Ia menilai kesiapan sejak awal akan membuat jajaran lebih tenang ketika sewaktu-waktu pemeriksaan dilakukan.

“Kalau kita sudah siap, kapan pun diperiksa, tentu kita tidak akan kalang kabut lagi,” ujarnya.

Mustafa juga meminta pertanggungjawaban pekerjaan diselesaikan tanpa menunggu mendekati waktu pemeriksaan. Setiap kewajiban yang sudah dapat dituntaskan, menurutnya, sebaiknya segera diselesaikan.

“Pertanggungjawaban itu jangan kita tunggu-tunggu. Mana yang bisa kita selesaikan, kita selesaikan,” katanya.

Dengan pola kerja tersebut, ia berharap tidak ada lagi pekerjaan administratif yang menumpuk dan baru dikebut ketika pemeriksaan akan berlangsung.

“Tidak ada nanti lembur dua malam, tiga malam. Tidak ada. Susah kita seperti itu,” ujar Mustafa.

Ia pun meminta seluruh jajaran tetap mengikuti perkembangan informasi dari BPK RI maupun Itjen Kementerian Agama RI, termasuk jika terdapat pembaruan terkait objek pemeriksaan.

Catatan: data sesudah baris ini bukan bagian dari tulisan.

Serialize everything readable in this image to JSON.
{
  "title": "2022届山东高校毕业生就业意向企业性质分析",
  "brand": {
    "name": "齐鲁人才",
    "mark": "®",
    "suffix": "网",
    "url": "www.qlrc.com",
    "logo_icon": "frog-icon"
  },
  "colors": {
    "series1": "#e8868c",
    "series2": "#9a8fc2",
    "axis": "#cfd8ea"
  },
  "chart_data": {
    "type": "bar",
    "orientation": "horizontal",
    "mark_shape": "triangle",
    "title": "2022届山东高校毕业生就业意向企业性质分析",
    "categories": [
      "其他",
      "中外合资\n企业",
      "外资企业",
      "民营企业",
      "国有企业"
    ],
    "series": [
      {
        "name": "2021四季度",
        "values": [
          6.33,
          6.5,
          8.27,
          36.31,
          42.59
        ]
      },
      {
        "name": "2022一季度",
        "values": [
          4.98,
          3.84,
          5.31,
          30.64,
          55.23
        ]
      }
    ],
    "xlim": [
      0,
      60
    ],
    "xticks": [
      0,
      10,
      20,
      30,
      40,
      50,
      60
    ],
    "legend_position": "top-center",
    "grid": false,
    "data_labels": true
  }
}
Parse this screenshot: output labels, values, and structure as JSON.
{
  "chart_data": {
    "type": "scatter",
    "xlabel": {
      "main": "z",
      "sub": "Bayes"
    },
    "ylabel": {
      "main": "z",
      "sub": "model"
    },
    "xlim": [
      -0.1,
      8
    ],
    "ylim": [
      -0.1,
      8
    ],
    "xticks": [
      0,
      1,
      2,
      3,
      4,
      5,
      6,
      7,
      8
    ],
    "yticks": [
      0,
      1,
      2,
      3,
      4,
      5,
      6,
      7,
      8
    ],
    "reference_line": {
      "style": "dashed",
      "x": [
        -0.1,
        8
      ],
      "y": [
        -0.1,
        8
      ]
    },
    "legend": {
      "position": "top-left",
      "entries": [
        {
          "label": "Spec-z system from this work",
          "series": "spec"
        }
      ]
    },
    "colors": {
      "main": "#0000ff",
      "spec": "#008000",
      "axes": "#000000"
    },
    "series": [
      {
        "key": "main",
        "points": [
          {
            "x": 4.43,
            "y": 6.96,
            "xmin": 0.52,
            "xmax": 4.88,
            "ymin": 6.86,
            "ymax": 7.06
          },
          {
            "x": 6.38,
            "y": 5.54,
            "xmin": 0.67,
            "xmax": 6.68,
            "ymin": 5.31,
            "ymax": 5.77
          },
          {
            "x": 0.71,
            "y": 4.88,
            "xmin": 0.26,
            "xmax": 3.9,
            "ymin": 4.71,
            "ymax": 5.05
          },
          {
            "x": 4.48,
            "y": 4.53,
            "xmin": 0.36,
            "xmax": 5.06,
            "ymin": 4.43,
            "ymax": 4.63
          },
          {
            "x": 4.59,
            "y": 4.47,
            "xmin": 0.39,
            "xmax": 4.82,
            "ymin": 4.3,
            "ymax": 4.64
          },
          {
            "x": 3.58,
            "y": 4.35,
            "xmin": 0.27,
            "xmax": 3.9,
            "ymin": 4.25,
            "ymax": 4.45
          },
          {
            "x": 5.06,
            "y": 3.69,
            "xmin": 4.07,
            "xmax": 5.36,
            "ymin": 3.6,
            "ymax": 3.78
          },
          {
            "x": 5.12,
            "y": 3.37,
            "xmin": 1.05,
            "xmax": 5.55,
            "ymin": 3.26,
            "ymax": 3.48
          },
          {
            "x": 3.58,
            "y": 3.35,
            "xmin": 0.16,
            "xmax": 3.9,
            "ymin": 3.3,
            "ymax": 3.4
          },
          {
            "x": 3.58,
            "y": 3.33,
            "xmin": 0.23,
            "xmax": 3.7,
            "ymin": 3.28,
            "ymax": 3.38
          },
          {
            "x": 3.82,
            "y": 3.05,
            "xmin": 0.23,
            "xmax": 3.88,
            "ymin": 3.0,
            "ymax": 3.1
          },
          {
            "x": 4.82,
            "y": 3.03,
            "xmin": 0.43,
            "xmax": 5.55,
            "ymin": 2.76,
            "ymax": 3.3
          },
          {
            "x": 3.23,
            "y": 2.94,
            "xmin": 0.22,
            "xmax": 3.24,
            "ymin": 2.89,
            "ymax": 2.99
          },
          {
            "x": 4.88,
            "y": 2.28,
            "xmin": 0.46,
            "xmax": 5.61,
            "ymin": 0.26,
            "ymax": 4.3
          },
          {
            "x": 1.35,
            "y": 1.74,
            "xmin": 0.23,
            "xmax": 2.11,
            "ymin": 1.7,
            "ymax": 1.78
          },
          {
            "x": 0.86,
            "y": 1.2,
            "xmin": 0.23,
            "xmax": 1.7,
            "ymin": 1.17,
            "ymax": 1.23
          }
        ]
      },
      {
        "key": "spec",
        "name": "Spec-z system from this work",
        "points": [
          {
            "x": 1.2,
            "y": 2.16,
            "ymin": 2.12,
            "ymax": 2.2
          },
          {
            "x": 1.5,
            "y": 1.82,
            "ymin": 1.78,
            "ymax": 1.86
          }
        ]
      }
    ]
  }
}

“Kita tunggu informasi-informasi berikutnya, mana ada nanti pembaruan-pembaruan informasi,” katanya.

Bagi Kemenag Sumbar, kesiapan menghadapi pemeriksaan pada akhirnya bukan hanya soal memenuhi kebutuhan auditor. Lebih dari itu, tertib administrasi, keuangan, dan BMN merupakan bagian dari tanggung jawab setiap jajaran dalam memastikan tata kelola pemerintahan berjalan baik.